Cuaca esktrem tersebut merupakan efek tidak langsung dari Siklon Tropis Hayley yang terpantau berada di Samudra Hindia selatan Nusa Tenggara Timur (NTT). Fenomena ini memicu berbagai kondisi berbahaya, seperti hujan lebat, angin kencang, dan gelombang laut tinggi, yang berisiko terhadap keselamatan pelayaran dan aktivitas wisata bahari.

Izin Pelayaran Kapal Wisata Dicabut Sementara

Sebagai tindak lanjut, KSOP secara resmi mencabut Surat Persetujuan Berlayar (SPB) bagi seluruh kapal wisata, termasuk speedboat yang beroperasi di perairan Labuan Bajo dan sekitarnya.

Kepala Balai Taman Nasional Komodo (BTNK), Hendrikus Siga, menegaskan bahwa kebijakan ini berlaku untuk seluruh destinasi wisata di dalam kawasan TNK. Beberapa lokasi yang terdampak antara lain Pulau Komodo, Pulau Padar, Pulau Rinca, Pink Beach, hingga berbagai spot penyelaman popular.

Menurutnya, BTNK langsung mengambil langkah cepat dengan menghentikan seluruh aktivitas pelayaran wisata alam demi menjamin keselamatan wisatawan, pemandu, serta awak kapal.

“Mengacu pada Surat Pemberitahuan dari KSOP tersebut di atas, maka pelayanan wisata alam di destinasi wisata Taman Nasional Komodo dihentikan sementara sampai dengan adanya pemberitahuan lebih lanjut,” jelasnya.

Imbauan Pantau Informasi Cuaca dari BMKG

Dalam pengumuman terpisah, BTNK mengimbau masyarakat dan wisatawan untuk aktif memantau informasi cuaca harian dari BMKG sebelum merencanakan aktivitas di perairan Taman Nasional Komodo.

Selain itu, pemilik kapal dan nahkoda diminta mematuhi seluruh arahan KSOP Kelas III Labuan Bajo  serta segera berkoordinasi dengan pihak terkait apabila kondisi cuaca menunjukkan tanda-tanda memburuk.
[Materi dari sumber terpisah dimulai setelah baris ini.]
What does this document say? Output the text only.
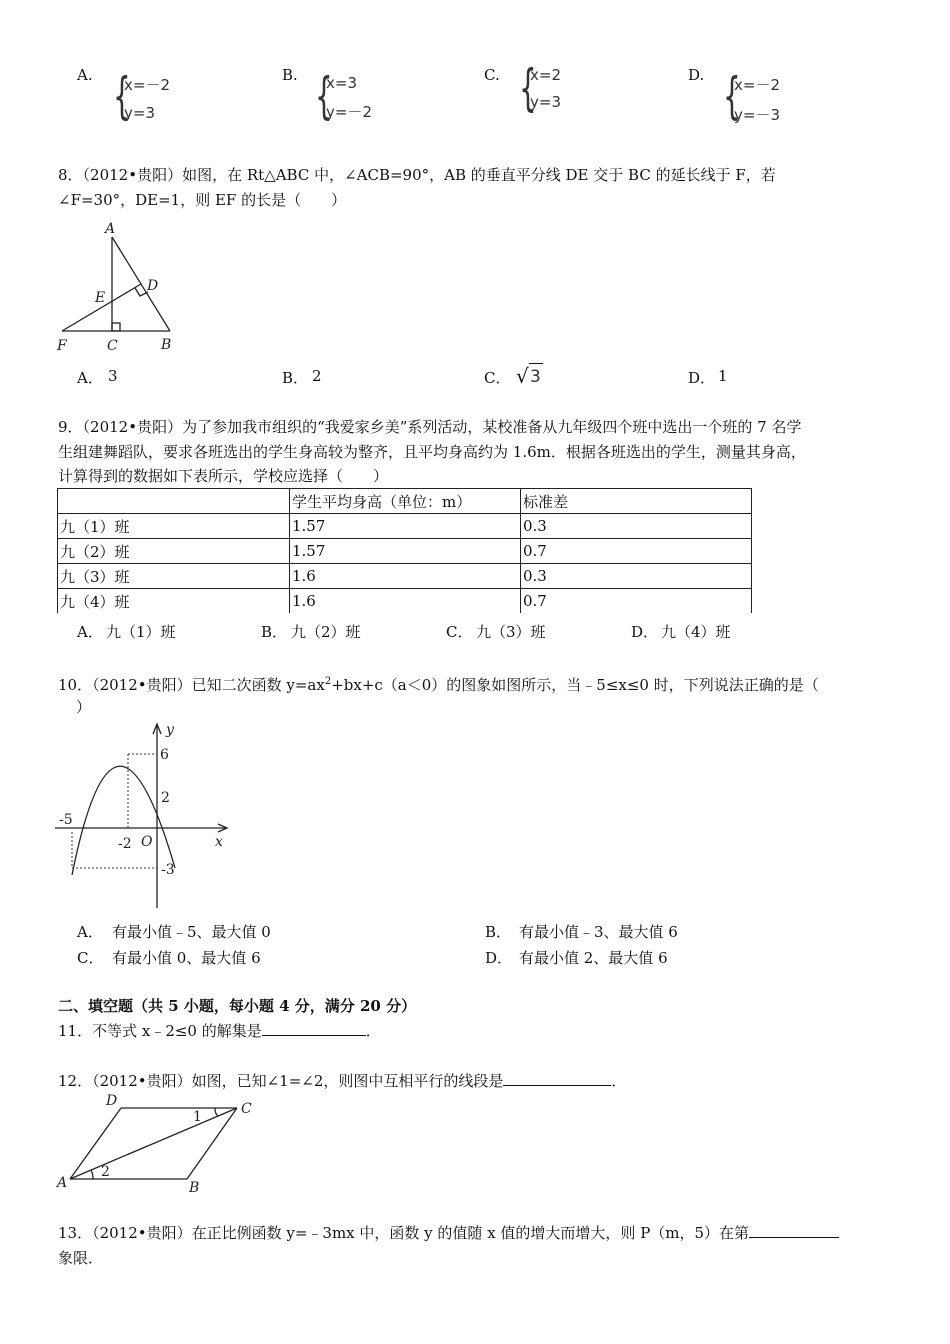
A. {
x=－2
y=3
B. {
x=3
y=－2
C. {
x=2
y=3
D. {
x=－2
y=－3
8．（2012•贵阳）如图，在 Rt△ABC 中，∠ACB=90°，AB 的垂直平分线 DE 交于 BC 的延长线于 F，若
∠F=30°，DE=1，则 EF 的长是（　　）
A
D
E
F	C	B
A． 3	B． 2	C． √ 3	D． 1
9．（2012•贵阳）为了参加我市组织的“我爱家乡美”系列活动，某校准备从九年级四个班中选出一个班的 7 名学
生组建舞蹈队，要求各班选出的学生身高较为整齐，且平均身高约为 1.6m．根据各班选出的学生，测量其身高，
计算得到的数据如下表所示，学校应选择（　　）
	学生平均身高（单位：m）	标准差
九（1）班	1.57	0.3
九（2）班	1.57	0.7
九（3）班	1.6	0.3
九（4）班	1.6	0.7
A． 九（1）班	B． 九（2）班	C． 九（3）班	D． 九（4）班
10．（2012•贵阳）已知二次函数 $y=ax^2+bx+c(a<0)$的图象如图所示，当﹣5≤x≤0 时，下列说法正确的是（
）
y
x
O
6
2
-5
-2
-3
A． 有最小值﹣5、最大值 0	B． 有最小值﹣3、最大值 6
C． 有最小值 0、最大值 6	D． 有最小值 2、最大值 6
二、填空题（共 5 小题，每小题 4 分，满分 20 分）
11．不等式 x﹣2≤0 的解集是	．
12．（2012•贵阳）如图，已知∠1=∠2，则图中互相平行的线段是	．
D	C
A	B
1
2
13．（2012•贵阳）在正比例函数 y=﹣3mx 中，函数 y 的值随 x 值的增大而增大，则 P（m，5）在第
象限．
Bagi wisatawan yang telah membeli tiket masuk TNK atau melakukan pemesanan kapal wisata, disarankan untuk segera menghubugi operator perjalanan atau pihak BTNK guna memperoleh informasi lebih lanjut terkait penjadwalan ulang.

“Semua pihak diharapkan meningkatkan kewaspadaan dan menunda aktivitas apabila kondisi tidak memungkinkan,” imbaunya.

Prakiraan Cuaca Komodo Sepekan ke Depan Kurang Bersahabat

Berdasarkan prakiraan cuaca, wilayah Taman Nasional Komodo diperkirakan masih akan mengalami kondisi ekstrem. Potensi hujan lebat, badai yang muncul secara tersebar, serta gelombang tinggi dinilai dapat membahayakan keselamatan pelayaran dan wisata bahari.

Pihak berwenang mengimbau agar seluruh pihak mengutamakan keselamatan dan menunggu kondisi cuaca kembali stabil sebelum aktivitas wisata di Taman Nasional Komodo dibuka kembali.